I would like to ask for clarification of rules on asking for advice and off-topic here on Law StackExchange.
In Help Center users can read that:
The best questions are those that have specific answers;
You should only ask practical, answerable questions based on actual problems that you face.
BUT
Please don't ask questions seeking legal advice on a specific matter.
My question is, if I am not specifically asking for legal advice, because I am not, I just ask a specific question based on actual problem that I face in real life. How do I make sure I do not waste my time asking the question so it will be closed? It is time consuming to prepare a question especially when English is not my mother tongue, I also love to be efficient. Is there a way to ask question to disclaim seeking legal advice? Where is the line? Consider, that some people just want a second opinion, and some people will newer pay for legal advice as they consider themselves as self-study, have law as their hobby or just DIY everything.
I have some more law related questions, they may be found interesting by fellow businessmen and all of them are actual problems I and my business are facing right now, so it will look like I am asking for an advice, but I do ask these questions also my lawyer, lawyer friends, family, I do my own research. Both of my first experimental questions here on this site I finally answered myself after either research I have done or in second case thanks to e-mail reply from official government source. So is this also seeking legal advice and is this the kind of questions that are not welcome here?
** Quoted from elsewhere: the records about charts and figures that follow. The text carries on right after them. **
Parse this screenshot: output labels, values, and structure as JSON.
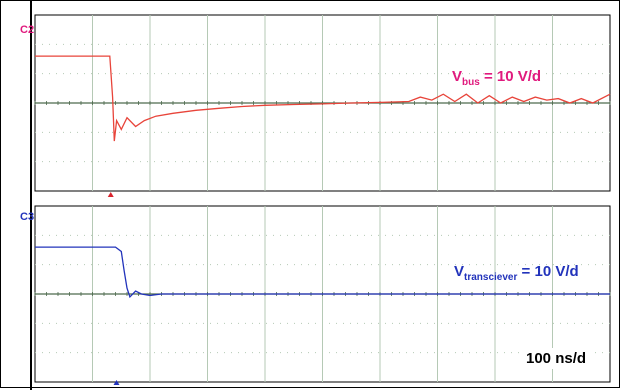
{
  "chart_data": [
    {
      "type": "line",
      "channel": "C2",
      "color": "#e8443a",
      "label_color": "#e0197d",
      "annotation": {
        "main": "V",
        "sub": "bus",
        "rest": " = 10 V/d"
      },
      "trigger_marker_color": "#d9232d",
      "x_divisions": 10,
      "y_divisions": 6,
      "series": [
        {
          "x": [
            0,
            1.3,
            1.35,
            1.38,
            1.42,
            1.5,
            1.6,
            1.75,
            1.9,
            2.1,
            2.4,
            2.8,
            3.2,
            3.6,
            4.0,
            4.5,
            5.0,
            5.5,
            6.0,
            6.5,
            6.7,
            6.9,
            7.1,
            7.3,
            7.5,
            7.7,
            7.9,
            8.1,
            8.3,
            8.5,
            8.7,
            8.9,
            9.1,
            9.3,
            9.5,
            9.7,
            10.0
          ],
          "y": [
            1.6,
            1.6,
            0.2,
            -1.3,
            -0.6,
            -0.9,
            -0.5,
            -0.8,
            -0.6,
            -0.45,
            -0.35,
            -0.25,
            -0.18,
            -0.12,
            -0.08,
            -0.05,
            -0.03,
            0.0,
            0.02,
            0.05,
            0.2,
            0.1,
            0.3,
            0.05,
            0.3,
            0.0,
            0.25,
            0.0,
            0.2,
            0.05,
            0.2,
            0.1,
            0.15,
            0.0,
            0.15,
            0.0,
            0.3
          ]
        }
      ]
    },
    {
      "type": "line",
      "channel": "C3",
      "color": "#2233bb",
      "label_color": "#2233bb",
      "annotation": {
        "main": "V",
        "sub": "transciever",
        "rest": " = 10 V/d"
      },
      "trigger_marker_color": "#2233bb",
      "x_divisions": 10,
      "y_divisions": 6,
      "series": [
        {
          "x": [
            0,
            1.4,
            1.5,
            1.55,
            1.6,
            1.65,
            1.75,
            1.85,
            2.0,
            2.2,
            3.0,
            5.0,
            7.0,
            10.0
          ],
          "y": [
            1.6,
            1.6,
            1.45,
            0.8,
            0.2,
            -0.1,
            0.1,
            0.0,
            -0.05,
            0.0,
            0.0,
            0.0,
            0.0,
            0.0
          ]
        }
      ]
    }
  ],
  "timebase": "100 ns/d"
}
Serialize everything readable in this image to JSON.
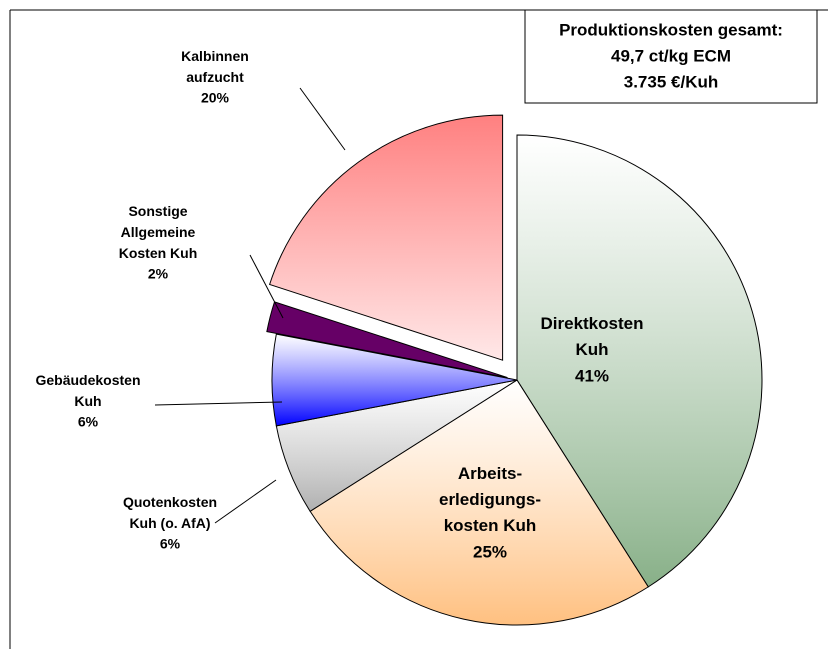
{
  "chart_data": {
    "type": "pie",
    "annotations": [
      "Produktionskosten gesamt:",
      "49,7 ct/kg ECM",
      "3.735 €/Kuh"
    ],
    "categories": [
      "Direktkosten\nKuh",
      "Arbeits-\nerledigungs-\nkosten Kuh",
      "Quotenkosten\nKuh (o. AfA)",
      "Gebäudekosten\nKuh",
      "Sonstige\nAllgemeine\nKosten Kuh",
      "Kalbinnen\naufzucht"
    ],
    "values": [
      41,
      25,
      6,
      6,
      2,
      20
    ],
    "value_labels": [
      "41%",
      "25%",
      "6%",
      "6%",
      "2%",
      "20%"
    ],
    "colors": [
      "#88b088",
      "#ffc080",
      "#b0b0b0",
      "#0000ff",
      "#660066",
      "#ff8080"
    ],
    "explode": [
      0,
      0,
      0,
      0,
      0.04,
      0.1
    ]
  }
}
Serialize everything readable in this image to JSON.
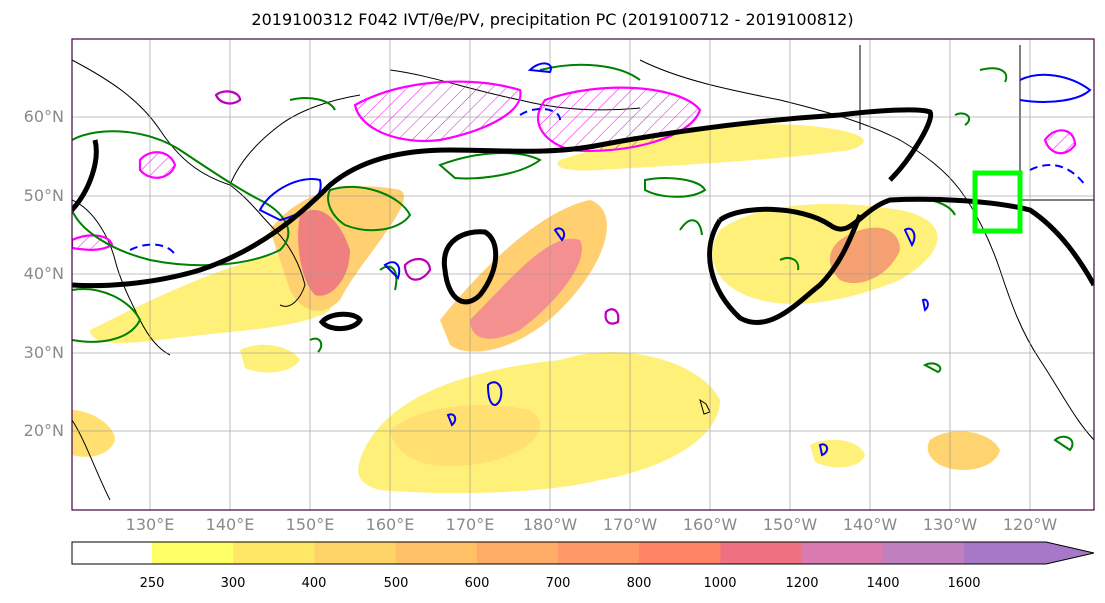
{
  "title": "2019100312 F042 IVT/θe/PV, precipitation PC (2019100712 - 2019100812)",
  "map": {
    "lon_labels": [
      "130°E",
      "140°E",
      "150°E",
      "160°E",
      "170°E",
      "180°W",
      "170°W",
      "160°W",
      "150°W",
      "140°W",
      "130°W",
      "120°W"
    ],
    "lat_labels": [
      "60°N",
      "50°N",
      "40°N",
      "30°N",
      "20°N"
    ],
    "contour_colors": {
      "theta_e": "#000000",
      "pv": "#ff00ff",
      "positive_pc": "#008000",
      "negative_pc": "#0000ff",
      "target_box": "#00ff00"
    }
  },
  "colorbar": {
    "tick_labels": [
      "250",
      "300",
      "400",
      "500",
      "600",
      "700",
      "800",
      "1000",
      "1200",
      "1400",
      "1600"
    ],
    "colors": [
      "#ffff66",
      "#ffe866",
      "#ffd466",
      "#ffc066",
      "#ffac66",
      "#ff9866",
      "#ff8466",
      "#ef7080",
      "#d97ab0",
      "#c080c0",
      "#a878c8"
    ]
  }
}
In my personal opinion, if this site is not to become about meta-hypothetical made-up law stuff, and this community wants to gather useful and valuable information here, it must be valuable to somebody one day, take for example tech forums like Stack Overflow, Ask Ubuntu, Server Fault - these sites helped me so much and yes they solve real problems, from homework, real work, they give real technical advice to people in need and save users a lot of time and money, users can learn from other user's mistakes and capitalize on answers to hard questions.
It would be great, if seeking legal advice and giving it here would not be off topic and would be allowed, just let everybody agree to some disclaimer about the risks and let user take responsibility for how they use the information, same as if I accidentally delete my hard drive based on command I found on Stack Overflow, I will not blame anybody but me.